Het lokaal bestuur staat onder druk. Bij verkiezingen gaat slechts de helft van de Leidenaren maar naar de stembus en het vertrouwen in gekozen vertegenwoordigers is ook al niet bijster groot. “Zij komen hun beloftes niet na”, luidt vaak de kritiek. En vormen onze 39 gemeenteraadsleden wel een goede afspiegeling van de Leidse bevolking? Raadsleden trokken een avondje uit voor debat.
door Hans Schuurman
Nadat in 1970 de stem(opkomst)plicht werd afgeschaft, maakte het aantal stemmers een steile duikvlucht. Het aantal thuisblijvers is ook niet evenredig verdeeld over bevolkingscategorieën en stadswijken. In Leiden-ZW en -Noord blijft het stemmerpercentage rond een kwart steken, hetgeen weer wordt goedgemaakt door de opkomst in de BurgProfwijk en het Houtkwartier. Bij gemeenteraadsverkiezingen laten burgers met een migratieachtergrond, EU-expats en kiezers met een lage economische status het bij ‘het feest van de democratie’ op grote schaal afweten. En gemeentepolitici richten hun investering in tijd en aandacht, met de journalistiek in hun kielzog, bij voorkeur juist op die groepen en wijken met een hoog percentage stemmers.
Afspiegeling
Het is aan sommige politiek partijen die voor de verkiezingen hun kandidatenlijsten opstelden te verwijten dat onze gemeenteraad in verschillende opzichten een mankerende afspiegeling is van de Leidse bevolking. Van de 39 leden zijn meer dan de helft onder de 30 jaar en op een enkele uitzondering na hebben alle raadsleden een academische opleiding. Partijen die de gemeenteraad bemensen, zetten veel jonge mensen hoog op de lijst. Vergadertijgertjes die het beraadslagen tot in de kleine uurtjes kunnen fysiek volhouden, geoefende lezers die zo de kern uit een ingewikkelde nota kunnen halen en niet om 7 uur s ’morgens op de fiets zitten op weg naar hun werk. Waar raadsleden enige decennia geleden mét maatschappelijke ervaring raadszetels bezetten, leren nu veel van onze huidige vertegenwoordigers de maatschappij pas kennen door het raadswerk.
Vertrouwen
Bij het gebrek aan publiek vertrouwen hebben gemeenteraadsleden ook wel een beetje pech. Uit onderzoek blijkt dat burgers bij onvrede over rijks- en gemeentelijke politiek, de toeslagen affaire en stikstof beteugeling alsmede verkamering en woningnood alles op één hoop gooien. En als inwoners het standpunt van hun politiek partij zien veranderen als hun partij van oppositiepartij naar stadsbestuur switcht, draagt dat niet bij aan vertrouwen in de politiek.

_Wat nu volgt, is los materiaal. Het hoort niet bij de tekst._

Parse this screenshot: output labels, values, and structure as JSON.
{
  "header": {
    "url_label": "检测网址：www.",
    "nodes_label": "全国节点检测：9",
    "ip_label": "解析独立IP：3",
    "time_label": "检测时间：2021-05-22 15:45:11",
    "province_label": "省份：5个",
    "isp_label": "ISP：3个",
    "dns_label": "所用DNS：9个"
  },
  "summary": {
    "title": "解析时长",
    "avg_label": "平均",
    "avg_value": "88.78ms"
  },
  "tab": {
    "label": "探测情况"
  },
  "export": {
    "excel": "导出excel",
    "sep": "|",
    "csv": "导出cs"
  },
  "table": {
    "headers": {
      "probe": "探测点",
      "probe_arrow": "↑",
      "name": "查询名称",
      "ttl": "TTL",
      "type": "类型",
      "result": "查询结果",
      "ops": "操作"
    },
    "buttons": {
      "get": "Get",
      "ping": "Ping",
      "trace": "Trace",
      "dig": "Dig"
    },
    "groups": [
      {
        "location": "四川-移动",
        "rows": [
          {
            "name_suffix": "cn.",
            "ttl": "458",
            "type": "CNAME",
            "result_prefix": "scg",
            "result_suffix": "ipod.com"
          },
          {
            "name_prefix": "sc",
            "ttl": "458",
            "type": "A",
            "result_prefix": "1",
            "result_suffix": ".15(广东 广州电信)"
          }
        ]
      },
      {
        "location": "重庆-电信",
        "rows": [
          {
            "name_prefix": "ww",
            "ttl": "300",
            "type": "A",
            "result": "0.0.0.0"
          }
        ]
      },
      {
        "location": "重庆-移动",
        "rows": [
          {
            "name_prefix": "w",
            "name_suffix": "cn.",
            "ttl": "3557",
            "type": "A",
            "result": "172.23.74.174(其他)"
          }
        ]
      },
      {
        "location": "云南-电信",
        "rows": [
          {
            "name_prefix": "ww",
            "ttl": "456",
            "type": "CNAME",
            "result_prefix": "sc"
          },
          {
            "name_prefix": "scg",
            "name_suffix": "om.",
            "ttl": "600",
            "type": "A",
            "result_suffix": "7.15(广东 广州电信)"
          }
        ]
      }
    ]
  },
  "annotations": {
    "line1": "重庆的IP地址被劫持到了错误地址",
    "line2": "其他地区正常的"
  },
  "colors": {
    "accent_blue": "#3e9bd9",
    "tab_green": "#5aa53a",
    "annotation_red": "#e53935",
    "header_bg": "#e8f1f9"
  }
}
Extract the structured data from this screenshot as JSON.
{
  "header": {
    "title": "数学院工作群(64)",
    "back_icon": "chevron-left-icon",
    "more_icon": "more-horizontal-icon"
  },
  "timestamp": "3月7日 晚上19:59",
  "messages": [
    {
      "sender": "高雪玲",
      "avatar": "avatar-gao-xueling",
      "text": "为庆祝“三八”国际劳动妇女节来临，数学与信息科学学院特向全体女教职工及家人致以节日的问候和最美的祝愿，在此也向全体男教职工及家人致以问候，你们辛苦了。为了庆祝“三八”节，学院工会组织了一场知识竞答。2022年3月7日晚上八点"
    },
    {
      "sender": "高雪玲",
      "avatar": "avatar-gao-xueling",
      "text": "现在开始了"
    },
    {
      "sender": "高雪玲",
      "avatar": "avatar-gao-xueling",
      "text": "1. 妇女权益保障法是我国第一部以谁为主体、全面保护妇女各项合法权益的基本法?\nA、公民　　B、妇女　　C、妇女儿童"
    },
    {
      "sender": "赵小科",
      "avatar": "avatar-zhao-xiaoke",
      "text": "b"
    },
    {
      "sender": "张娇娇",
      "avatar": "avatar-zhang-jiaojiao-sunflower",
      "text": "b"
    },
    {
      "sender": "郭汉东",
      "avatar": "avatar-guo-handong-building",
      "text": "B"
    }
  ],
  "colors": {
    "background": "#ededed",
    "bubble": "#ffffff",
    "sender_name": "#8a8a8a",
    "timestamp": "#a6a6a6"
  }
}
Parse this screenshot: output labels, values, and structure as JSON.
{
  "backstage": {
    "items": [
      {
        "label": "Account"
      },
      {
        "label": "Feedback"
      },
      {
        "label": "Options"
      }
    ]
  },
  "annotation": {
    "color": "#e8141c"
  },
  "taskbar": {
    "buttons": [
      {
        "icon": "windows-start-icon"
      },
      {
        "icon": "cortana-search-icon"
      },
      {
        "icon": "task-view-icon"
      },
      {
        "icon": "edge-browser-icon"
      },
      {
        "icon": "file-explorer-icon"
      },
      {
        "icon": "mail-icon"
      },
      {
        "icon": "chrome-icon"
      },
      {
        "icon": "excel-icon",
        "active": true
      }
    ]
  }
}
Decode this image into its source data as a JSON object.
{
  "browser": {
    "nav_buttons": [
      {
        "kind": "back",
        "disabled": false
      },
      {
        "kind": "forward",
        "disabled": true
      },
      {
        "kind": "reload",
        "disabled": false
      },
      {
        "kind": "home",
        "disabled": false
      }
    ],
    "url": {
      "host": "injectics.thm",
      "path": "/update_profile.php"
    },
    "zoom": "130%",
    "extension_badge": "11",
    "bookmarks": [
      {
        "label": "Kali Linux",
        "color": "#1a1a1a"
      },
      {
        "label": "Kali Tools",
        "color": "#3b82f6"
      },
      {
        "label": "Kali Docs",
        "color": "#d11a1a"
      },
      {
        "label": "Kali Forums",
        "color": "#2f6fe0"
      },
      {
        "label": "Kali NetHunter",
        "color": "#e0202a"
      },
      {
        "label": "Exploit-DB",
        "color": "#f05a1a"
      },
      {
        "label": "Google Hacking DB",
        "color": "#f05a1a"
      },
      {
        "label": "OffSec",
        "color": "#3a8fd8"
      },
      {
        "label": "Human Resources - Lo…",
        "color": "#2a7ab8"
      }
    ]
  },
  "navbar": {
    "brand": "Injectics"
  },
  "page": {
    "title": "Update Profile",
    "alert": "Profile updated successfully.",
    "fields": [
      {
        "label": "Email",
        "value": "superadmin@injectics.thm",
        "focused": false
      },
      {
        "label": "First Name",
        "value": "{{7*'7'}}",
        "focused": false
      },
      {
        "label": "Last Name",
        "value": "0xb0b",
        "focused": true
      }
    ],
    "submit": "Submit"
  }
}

Mitchell Wigand Bruss, raadslid van Studenten voor Leiden, vertelt hoe hij de betrokkenheid en groeiend vertrouwen bevordert. Hij nodigt Mbo-klassen uit in het stadhuis niet voor een lesje staatsinrichting maar een gesprek over wat hén bezighoudt. Verkent met hen hun belevingswereld en legt de verbinding wat zij via de politiek hieraan kunnen verbeteren.
Wigand Bruss: “Als ik dan vertel dat ik 23 jaar ben, zie ik dat ze denken, shit, dat is een jongen net als wij, luisteren naar die gast word ik niet slechter van”.